Abstract

Neuromuscular blockade and artificial pneumoperitoneum (AP) are important factors to ensure general anesthesia laparoscopic surgery successful. However, residual neuromuscular blockade (rNMB) and AP can lead many potential complications, such as airway obstruction, hypoxemia, respiratory failure, muscular weakness, nausea / vomit, and shoulder pain. The aim of this study was to estimate cost-effectiveness analysis of sugammadex versus neostigmine for reversal of neuromuscular blockade in laparoscopic surgery in China. A decision tree model was developed in Microsoft Excel based on a time horizon of laparoscopic surgery related hospitalization duration. 1,000 patients were simulated by using sugammadex or neostigmine within the model. The model outcome included rNMB / AP related complications frequency and healthcare resource utilization. Clinical efficacy, safety data and cost data were collected from the published literature and 30 physicians’ interview. The total complications frequency occurred in sugammadex group were less than in the neostigmine group, 621 times versus 1294 times, respectively. Although the sugammadex group was associated with a higher medication cost, the costs related to complications treatment, hospitalization and adverse event in sugammadex group were lower than those in neostigmine group. When compared with neostigmine group, sugammadex group costs a total ¥128.56 more to avoid one rNMB / AP related complication.

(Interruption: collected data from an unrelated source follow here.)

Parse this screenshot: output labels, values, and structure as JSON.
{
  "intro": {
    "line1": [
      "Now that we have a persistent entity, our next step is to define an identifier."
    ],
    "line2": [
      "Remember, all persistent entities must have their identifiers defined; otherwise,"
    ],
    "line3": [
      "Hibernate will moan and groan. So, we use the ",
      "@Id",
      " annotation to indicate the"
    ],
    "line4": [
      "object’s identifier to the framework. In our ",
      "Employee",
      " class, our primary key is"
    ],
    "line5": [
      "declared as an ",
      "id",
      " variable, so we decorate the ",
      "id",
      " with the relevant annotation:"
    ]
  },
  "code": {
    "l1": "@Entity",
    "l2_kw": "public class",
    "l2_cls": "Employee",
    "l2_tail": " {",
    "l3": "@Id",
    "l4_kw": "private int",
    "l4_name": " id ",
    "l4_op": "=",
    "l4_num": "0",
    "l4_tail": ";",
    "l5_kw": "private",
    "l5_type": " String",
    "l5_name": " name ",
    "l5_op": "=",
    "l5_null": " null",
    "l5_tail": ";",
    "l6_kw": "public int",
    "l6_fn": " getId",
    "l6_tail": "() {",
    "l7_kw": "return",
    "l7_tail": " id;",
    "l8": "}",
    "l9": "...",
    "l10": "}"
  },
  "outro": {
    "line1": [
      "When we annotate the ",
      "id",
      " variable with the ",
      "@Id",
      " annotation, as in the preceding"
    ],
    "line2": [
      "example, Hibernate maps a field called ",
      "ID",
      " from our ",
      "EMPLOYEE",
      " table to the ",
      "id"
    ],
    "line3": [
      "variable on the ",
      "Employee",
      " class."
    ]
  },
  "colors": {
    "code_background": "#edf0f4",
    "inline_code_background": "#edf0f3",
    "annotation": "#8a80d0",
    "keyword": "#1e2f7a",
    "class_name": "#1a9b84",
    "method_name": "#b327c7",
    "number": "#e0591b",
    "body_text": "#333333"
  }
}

In comparison, the weighted average cost of each rNMB / AP related complications was ¥932.14. One way sensitivity analysis confirmed the robustness of the model results by varying up or down 10% for all model parameters. This economic analysis indicated that, compared with neostigmine group, sugammadex group patients will have slightly higher overall costs but achieve better clinical outcomes by avoiding 674 times of rNMB / AP related complications. This evidence can be used to support clinical decision makers to make informed decisions for treating individual patient to achieve overall better patient outcomes.